Reiselust - von Schweden nach British Columbia

Das waren wirklich tolle sonnige und warme Osterferientage in Schweden, die allen viel Spaß gemacht haben. Damit konnte auch wirklich keiner rechnen, dass man schon braun wurde in der Frühlingssonne und das Wasser im See war schon so warm, dass ich mehrere male baden war, wobei das Wasser am 27.04. mit knapp 13 Grad C schon richtig erfrischend war – hat aber trotzdem Spaß gemacht. Ganz nebenbei habe ich die im Januar gefällte Espe mit Motorsäge und Axt zerkleinert und an der Scheune zum Trocknen an der Südseite aufgeschichtet. Am Ende reichte das aufgeschichtete Holz bis fast über das Fenster auf der rechten Seite, sodass ich auf der linken Seite ebenfalls begonnen habe, Holz aufzuschichten. Ingemar, der neue Besitzer des Waldes, hat mir gesagt, dass ich jederzeit soviel Holz im Wald aufsammeln kann, wie ich benötige. Er bringt mir auch gerne frisches Birkenholz. Der Kubikmeter soll dann um die 17 - 20 Euro kosten - wenn das mal kein Angebot ist. Darauf komme ich gerne im übernächsten Jahr zurück, weil das vorhandene Holz noch einige Herbste, Winter und Frühjahre reichen wird.

Esther und ich haben die Autos getauscht und wir sind mit ihrem BMW am 28. April Richtung Deutschland aufgebrochen.

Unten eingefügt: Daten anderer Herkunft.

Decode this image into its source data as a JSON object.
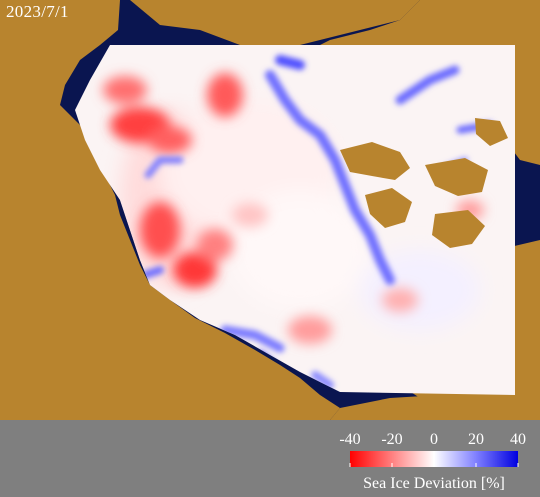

In Kopenhagen habe ich dann am Terminal 2 meine Süße verlassen und habe mich auf den Weg nach Vancouver gemacht. Dem Internet sei Dank: schon 24 Stunden vorher konnte man sich online einchecken und die Boardingcards ausdrucken wie den gewünschten Platz reservieren lassen. Alles lief perfekt ab: Gepäck abgegeben, durch die Sicherheitskontrolle und auf den Flug mit British Airways nach London-Heathrow gewartet. Auch der Hauptflug von London nach Vancouver verlief ohne Probleme, nur über Grönland gab es einige Turbulenzen. Baffin Island und das gesamte nordkanadische Flachland war noch dick mit Schnee bedeckt, nördlich von Edmonton waren die Seen noch tief gefroren, während die Schneedecke weitgehend verschwunden war.

Pünktlich landete die Boeing 747-400 in Vancouver und nach einigen Minuten hatten Jutta und ich uns gefunden. Das Wetter war nicht so ansprechend, aber die Sonnentage von Schweden konnte man nicht unbedingt auch hier erwarten. In knapp einer halben Stunde waren wir vom Airport nach Tsawwassen gefahren und konnten uns dann bei einem guten Essen mit einem schönen Rotwein erst einmal richtig austauschen.

Freitag 29. April) bin ich dann mit Jutta in das Geschäft in Surrey gefahren (www.ambiente.ca). Dort bin ich erst einmal ein wenig rumgelaufen, habe mir einen Adapter für die kanadischen Steckdosen gekauft und habe danach mehrere Stunden im Geschäft beim Auspacken der Ware geholfen. Eigentlich hatte ich nur Sachen aus China in der Hand, was mir schon zu denken gegeben hat, aber die Geschäftsfrau sagt frei heraus, dass qualitativ gute, aber teure Waren aus Europa kaum verkauft werden können, weil die Kunden die Preise zu zahlen nicht bereit sind. Etliche Kisten, groß und klein, habe ich dann meisterlich im Golf Variant von Jutta verstaut und von meiner langjährigen Praxis profitiert, Autos für die Fahrt nach Schweden zu bepacken.

Am Nachmittag sind wir dann zurück nach Tsawwassen und dort haben wir dann die vielen großen und kleinen Päckchen und Kisten ausgeladen. Die Sommerware muss hier ausgepackt und im Geschäft dekoriert werden. Das waren ganz gute Einblicke in die vielfältigen Arbeiten, die neben dem eigentlichen Verkaufen ablaufen (und von denen auch ehemalige Schulleiter kaum eine Ahnung haben!!). Mein Respekt vor den Leistungen von Jutta und Günther ist auf jeden Fall noch größer geworden. Demnächst wird in ihrem Laden noch eine Abteilung von Pandora eröffnet und ich freue mich, dass ich bei den vorbereitenden Arbeiten mithelfen kann.